Recension du livre de Tim Jackson, Prospérité sans crois­sance du point de vue le l’auteur de L’impossible capi­ta­lisme vert.

Si j’avais lu Prospérité sans crois­sance avant d’écrire L’impossible capi­ta­lisme vert, j’aurais repris de Jackson sa pré­sen­ta­tion du défi cli­ma­tique. En effet, l’auteur a la bonne idée d’exprimer les efforts à réa­li­ser en termes de dimi­nu­tion de l’intensité des émis­sions mon­diales de dioxyde de car­bone, rap­por­tées au PIB. Il note qu’il a fallu 25 ans pour passer d’un peu plus d’un kilo à 770 grammes de CO2 par dollar de richesse pro­duite.
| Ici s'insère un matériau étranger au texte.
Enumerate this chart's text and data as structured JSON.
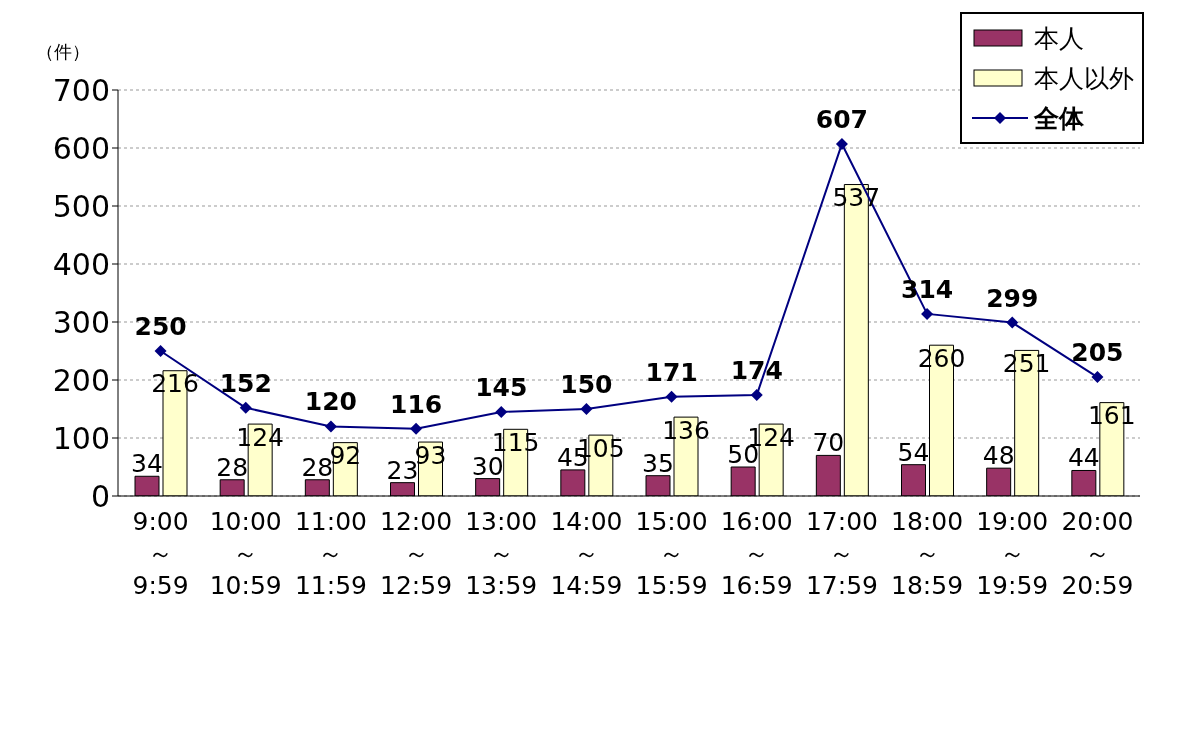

Or, écrit-il, « atteindre l’objectif du GIEC (…) signi­fie­rait, en 2050, que l’intensité moyenne en car­bone soit 55 fois infé­rieure à celle d’aujourd’hui, c’est-à-dire à seule­ment 14 grCO2/$ ».

Ces chiffres sont plus par­lants que les réduc­tions d’émissions en volume ; ils mettent mieux en évi­dence la for­mi­dable muta­tion à opérer.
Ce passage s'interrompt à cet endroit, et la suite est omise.